The next seminar in the series will take place Thursday, May 30, 3:30-5 p.m., MY 320. Featured speakers will be Professor Amer Shalaby “Transit System Management using Passive Data, Simulation and Machine Intelligence” and Dr. Judy Farvolden “Preparing for 21st Century Transportation through Collaborative Research.”

Seminars are planned to take place every other Thursday through the summer months; details will be confirmed at School of Cities Events. All are welcome to attend and no registration is required.

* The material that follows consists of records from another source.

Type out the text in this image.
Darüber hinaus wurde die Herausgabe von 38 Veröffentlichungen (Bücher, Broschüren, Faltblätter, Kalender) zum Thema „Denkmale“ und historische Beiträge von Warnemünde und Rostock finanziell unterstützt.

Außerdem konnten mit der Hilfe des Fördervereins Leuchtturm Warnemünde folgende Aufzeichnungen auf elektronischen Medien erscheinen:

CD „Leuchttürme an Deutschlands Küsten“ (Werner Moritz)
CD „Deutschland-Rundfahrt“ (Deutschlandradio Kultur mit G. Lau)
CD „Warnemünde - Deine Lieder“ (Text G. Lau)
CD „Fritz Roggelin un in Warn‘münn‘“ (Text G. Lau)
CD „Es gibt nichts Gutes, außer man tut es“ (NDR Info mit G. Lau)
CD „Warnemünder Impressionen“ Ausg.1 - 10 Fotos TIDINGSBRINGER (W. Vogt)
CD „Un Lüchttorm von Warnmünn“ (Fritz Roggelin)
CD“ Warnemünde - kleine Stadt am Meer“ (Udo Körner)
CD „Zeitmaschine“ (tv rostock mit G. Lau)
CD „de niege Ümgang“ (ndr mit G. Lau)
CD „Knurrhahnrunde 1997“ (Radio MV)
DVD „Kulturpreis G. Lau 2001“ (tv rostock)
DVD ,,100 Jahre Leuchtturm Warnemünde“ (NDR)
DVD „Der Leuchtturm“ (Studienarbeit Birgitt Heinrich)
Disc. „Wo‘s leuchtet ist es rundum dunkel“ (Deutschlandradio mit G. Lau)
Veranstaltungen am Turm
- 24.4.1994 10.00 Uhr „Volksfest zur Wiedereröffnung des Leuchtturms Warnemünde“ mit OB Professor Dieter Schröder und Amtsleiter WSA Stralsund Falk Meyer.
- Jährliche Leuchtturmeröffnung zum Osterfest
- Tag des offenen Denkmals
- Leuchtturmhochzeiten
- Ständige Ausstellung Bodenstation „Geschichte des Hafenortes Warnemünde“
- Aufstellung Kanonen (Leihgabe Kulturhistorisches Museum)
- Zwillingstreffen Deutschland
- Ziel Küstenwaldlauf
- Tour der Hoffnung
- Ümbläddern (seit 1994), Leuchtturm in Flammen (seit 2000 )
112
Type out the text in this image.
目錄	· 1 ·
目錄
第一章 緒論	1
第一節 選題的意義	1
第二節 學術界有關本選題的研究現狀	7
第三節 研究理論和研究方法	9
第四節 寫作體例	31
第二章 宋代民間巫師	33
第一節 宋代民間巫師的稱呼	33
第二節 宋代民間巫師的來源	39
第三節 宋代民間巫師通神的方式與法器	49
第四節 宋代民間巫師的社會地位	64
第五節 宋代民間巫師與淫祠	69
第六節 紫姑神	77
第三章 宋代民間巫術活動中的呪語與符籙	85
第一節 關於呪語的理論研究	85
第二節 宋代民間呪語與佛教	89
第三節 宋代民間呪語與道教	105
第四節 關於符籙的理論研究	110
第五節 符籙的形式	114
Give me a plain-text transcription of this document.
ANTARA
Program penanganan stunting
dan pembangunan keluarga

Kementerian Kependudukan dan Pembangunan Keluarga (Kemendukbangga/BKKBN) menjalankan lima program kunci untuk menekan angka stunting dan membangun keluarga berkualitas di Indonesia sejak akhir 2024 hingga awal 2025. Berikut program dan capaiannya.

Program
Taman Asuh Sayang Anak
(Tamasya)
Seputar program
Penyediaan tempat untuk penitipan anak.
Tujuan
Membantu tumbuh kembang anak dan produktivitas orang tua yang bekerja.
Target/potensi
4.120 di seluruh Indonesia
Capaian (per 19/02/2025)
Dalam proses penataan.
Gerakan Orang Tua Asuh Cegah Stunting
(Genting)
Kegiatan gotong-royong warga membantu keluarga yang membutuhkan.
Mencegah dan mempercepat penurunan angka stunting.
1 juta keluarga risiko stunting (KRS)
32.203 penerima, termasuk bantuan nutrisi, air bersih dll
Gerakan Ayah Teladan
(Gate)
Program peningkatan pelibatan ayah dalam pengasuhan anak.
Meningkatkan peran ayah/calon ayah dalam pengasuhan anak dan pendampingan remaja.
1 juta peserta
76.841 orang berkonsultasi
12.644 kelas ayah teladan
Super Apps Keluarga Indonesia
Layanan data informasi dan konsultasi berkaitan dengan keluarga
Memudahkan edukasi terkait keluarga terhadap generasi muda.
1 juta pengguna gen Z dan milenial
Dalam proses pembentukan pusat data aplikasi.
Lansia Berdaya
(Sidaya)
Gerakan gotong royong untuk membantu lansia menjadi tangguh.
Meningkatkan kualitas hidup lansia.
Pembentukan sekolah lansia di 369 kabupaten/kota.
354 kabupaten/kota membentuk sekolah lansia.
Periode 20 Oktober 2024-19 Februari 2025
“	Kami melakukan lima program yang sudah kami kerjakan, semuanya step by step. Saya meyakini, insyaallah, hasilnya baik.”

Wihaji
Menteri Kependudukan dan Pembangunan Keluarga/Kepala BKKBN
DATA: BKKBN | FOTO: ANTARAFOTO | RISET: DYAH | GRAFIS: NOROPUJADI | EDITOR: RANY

About Cities By Design: The Future of Urban Mobility

For the first time in history, the majority of people live in urban settings. Cities are the engines of economic growth, but are plagued with challenges relating to resource allocation, constrained government spending, ecosystem protection, creating migrant and youth opportunities, social inequities, labour market changes and infrastructure aging. Thrown into this arena, emerging technologies such as automated and connected vehicles, ride-hailing services, Mobility-as-a-Service platforms, and micro-transit are threatening rapid changes to our mobility systems. The academic and policy debates are rife with visions of new mobility utopias, where technology drives improvements in efficiency, CO2 emissions, and social inclusion. Also prominent are visions of mobility dystopias, where private vehicles control more of the public realm, mobility benefits are concentrated among the wealthy, and labour standards are eroded. Cities now face the massive challenge of evaluating the potential benefits, costs, and unintended consequences of integrating a heterogeneous mix of promising technologies with existing transportation infrastructure and mobility services.

In light of this uncertainty, it is imperative that we conduct evidence-based research to guide transportation policy to achieve the many positive promises of emerging technologies, while ameliorating the inherent risks in technology-induced disruption.  The Future of Urban Mobility seminar series will provide the U of T community a space to engage on these topics and explore research opportunities with the Mobility Cluster at the School of Cities.